One of the main complaints of hearing aid users is the difficulty of and need for frequent adjustments they have to make to the device. Typically, volume control and other settings prescribed during the hearing aid fitting process still need to be fine-tuned in real life to meet the specific varying needs of the user in different environments. Recently, learning algorithms have been introduced to minimize these problems. By taking a weighted average of the past adjustments, the device is able to adapt to the preferred setting for each environment presented. Typically, fixed learning algorithms are used for all users and environments. In reality, users have different behaviors and the optimum learning time is expected to vary over users and environments. In this thesis, we study the potential for user-specific adaptive learning of the user settings. Profiles of various types of user behaviors were generated and the optimum time constant for learning user preferences was determined in each case using fixed exponential smoothing.
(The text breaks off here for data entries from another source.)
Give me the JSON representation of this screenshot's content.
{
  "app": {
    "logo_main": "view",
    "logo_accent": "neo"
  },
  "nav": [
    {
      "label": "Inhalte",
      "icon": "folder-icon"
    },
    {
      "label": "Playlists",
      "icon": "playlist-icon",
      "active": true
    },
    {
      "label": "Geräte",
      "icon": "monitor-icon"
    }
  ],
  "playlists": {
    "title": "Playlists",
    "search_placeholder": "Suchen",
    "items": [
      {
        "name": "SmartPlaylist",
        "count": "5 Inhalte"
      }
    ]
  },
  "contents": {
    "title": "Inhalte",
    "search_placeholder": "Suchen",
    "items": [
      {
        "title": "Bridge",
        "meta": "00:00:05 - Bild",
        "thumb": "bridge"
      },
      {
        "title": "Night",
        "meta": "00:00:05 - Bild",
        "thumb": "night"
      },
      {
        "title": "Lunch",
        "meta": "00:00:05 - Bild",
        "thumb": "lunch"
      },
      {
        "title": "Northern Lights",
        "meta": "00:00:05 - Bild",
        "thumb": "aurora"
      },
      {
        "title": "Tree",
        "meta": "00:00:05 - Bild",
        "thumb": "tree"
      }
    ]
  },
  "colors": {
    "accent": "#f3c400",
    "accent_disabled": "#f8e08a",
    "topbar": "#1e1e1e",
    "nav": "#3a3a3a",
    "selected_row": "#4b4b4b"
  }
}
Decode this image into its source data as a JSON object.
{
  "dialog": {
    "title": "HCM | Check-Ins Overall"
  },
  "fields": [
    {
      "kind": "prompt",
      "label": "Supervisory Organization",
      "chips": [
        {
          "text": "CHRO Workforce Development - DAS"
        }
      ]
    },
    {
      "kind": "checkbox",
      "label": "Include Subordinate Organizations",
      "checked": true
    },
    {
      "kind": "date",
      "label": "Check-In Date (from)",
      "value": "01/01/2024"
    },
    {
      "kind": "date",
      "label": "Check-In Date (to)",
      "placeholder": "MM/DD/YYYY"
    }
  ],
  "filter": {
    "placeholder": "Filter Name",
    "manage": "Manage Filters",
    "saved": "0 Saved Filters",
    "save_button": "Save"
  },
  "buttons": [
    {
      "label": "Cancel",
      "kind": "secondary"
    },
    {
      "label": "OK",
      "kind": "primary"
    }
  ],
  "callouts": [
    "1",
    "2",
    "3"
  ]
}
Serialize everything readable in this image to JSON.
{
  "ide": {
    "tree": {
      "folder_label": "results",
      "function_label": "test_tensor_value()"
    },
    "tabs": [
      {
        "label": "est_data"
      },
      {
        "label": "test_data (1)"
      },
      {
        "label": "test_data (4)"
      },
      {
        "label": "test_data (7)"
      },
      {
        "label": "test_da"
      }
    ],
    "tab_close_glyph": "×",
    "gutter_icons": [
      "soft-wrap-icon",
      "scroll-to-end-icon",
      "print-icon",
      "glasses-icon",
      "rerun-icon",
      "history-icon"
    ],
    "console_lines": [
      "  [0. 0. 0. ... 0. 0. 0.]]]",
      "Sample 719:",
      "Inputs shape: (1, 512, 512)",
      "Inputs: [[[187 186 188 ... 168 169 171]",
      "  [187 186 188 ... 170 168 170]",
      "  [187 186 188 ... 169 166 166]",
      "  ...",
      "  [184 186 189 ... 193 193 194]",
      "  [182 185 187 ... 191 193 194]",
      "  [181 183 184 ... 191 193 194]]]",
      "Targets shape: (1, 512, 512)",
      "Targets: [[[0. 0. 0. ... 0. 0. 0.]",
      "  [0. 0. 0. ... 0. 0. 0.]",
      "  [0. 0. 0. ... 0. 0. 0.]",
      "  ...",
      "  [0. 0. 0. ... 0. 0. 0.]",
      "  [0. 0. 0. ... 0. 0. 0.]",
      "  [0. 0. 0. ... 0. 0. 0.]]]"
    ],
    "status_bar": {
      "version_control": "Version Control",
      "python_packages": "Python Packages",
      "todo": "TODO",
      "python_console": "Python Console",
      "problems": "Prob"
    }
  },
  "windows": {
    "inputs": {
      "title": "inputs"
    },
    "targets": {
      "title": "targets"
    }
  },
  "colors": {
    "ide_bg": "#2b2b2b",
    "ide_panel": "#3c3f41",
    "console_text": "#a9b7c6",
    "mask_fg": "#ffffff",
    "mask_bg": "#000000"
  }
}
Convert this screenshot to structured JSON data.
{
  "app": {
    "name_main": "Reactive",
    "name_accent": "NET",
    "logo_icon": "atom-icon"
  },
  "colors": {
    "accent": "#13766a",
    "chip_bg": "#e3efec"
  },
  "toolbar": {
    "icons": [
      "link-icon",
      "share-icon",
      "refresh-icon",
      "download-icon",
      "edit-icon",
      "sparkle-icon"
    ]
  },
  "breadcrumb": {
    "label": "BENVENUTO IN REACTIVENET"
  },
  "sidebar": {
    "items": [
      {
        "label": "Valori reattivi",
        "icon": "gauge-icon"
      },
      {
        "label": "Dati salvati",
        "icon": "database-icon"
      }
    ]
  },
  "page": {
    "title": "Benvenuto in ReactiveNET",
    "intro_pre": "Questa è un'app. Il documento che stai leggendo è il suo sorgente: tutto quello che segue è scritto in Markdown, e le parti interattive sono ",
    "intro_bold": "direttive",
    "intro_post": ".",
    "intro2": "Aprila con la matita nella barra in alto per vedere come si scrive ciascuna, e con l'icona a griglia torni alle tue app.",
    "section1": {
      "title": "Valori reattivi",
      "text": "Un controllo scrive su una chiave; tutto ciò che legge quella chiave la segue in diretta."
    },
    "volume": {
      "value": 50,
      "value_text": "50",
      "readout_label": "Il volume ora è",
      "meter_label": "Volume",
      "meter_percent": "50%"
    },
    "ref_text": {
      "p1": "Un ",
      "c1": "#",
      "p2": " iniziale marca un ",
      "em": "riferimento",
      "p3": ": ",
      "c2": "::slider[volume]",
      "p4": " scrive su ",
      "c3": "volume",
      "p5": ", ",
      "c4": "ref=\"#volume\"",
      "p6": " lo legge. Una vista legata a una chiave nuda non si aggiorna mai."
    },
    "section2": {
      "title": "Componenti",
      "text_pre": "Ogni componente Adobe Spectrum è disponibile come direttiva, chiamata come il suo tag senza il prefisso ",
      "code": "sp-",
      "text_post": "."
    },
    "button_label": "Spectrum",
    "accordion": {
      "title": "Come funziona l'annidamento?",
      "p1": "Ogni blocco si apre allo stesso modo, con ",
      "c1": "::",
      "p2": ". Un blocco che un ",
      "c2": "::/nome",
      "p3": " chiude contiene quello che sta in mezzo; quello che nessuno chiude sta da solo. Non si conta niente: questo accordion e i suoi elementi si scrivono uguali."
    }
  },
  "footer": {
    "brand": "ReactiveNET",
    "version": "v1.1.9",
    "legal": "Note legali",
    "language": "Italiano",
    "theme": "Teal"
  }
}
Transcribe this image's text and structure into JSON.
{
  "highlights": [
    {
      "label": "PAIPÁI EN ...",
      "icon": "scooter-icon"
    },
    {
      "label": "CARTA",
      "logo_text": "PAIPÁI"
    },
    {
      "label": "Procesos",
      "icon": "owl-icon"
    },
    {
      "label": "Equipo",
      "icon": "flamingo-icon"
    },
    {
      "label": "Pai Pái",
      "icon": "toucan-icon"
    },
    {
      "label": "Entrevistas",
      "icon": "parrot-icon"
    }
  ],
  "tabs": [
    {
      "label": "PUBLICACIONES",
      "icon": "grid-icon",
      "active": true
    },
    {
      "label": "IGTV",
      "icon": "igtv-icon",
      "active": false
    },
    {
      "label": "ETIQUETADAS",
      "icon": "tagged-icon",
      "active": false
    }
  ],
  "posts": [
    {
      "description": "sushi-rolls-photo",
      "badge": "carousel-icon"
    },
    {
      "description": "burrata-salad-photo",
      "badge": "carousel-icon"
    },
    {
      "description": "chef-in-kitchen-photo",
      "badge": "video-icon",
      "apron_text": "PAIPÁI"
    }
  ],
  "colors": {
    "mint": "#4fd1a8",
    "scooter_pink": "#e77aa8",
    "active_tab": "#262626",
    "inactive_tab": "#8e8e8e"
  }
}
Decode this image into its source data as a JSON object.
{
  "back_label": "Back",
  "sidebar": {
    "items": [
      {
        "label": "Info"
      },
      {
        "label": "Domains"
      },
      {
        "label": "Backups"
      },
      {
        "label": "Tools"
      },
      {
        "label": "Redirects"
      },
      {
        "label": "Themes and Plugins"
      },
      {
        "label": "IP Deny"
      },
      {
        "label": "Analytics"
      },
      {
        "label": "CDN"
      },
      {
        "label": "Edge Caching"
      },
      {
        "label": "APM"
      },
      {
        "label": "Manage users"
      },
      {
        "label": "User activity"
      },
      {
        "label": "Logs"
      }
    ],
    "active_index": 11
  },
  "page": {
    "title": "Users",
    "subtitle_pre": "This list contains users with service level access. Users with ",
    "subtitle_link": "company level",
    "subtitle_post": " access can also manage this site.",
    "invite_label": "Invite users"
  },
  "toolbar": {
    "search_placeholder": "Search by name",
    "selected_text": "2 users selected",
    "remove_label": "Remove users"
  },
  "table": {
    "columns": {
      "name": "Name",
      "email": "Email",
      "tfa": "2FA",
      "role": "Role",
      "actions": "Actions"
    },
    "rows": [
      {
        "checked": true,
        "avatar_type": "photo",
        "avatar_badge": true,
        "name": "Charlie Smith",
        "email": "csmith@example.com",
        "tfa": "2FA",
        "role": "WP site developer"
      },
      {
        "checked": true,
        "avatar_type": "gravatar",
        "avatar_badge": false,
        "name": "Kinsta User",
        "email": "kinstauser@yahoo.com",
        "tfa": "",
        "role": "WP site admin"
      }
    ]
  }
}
We show that the performance of the algorithm is clearly dependent on the user profile and no single fixed time constant is optimum for all users or situations. Three adaptive exponential smoothing methods were then evaluated. Four performance measures are proposed to evaluate these methods based on the users' preferred setting when they re-enter the same environment. For some user profiles, adaptive methods were found to perform as well as the optimum time constant when learning user preferences for volume control without having prior knowledge of the users' behavior. In particular it is shown that the method by W. M. Chow ( Journal of Industrial Engineering, 16, pp. 314-317, 1965) can be tuned to perform as well as the optimum time constant for a given user.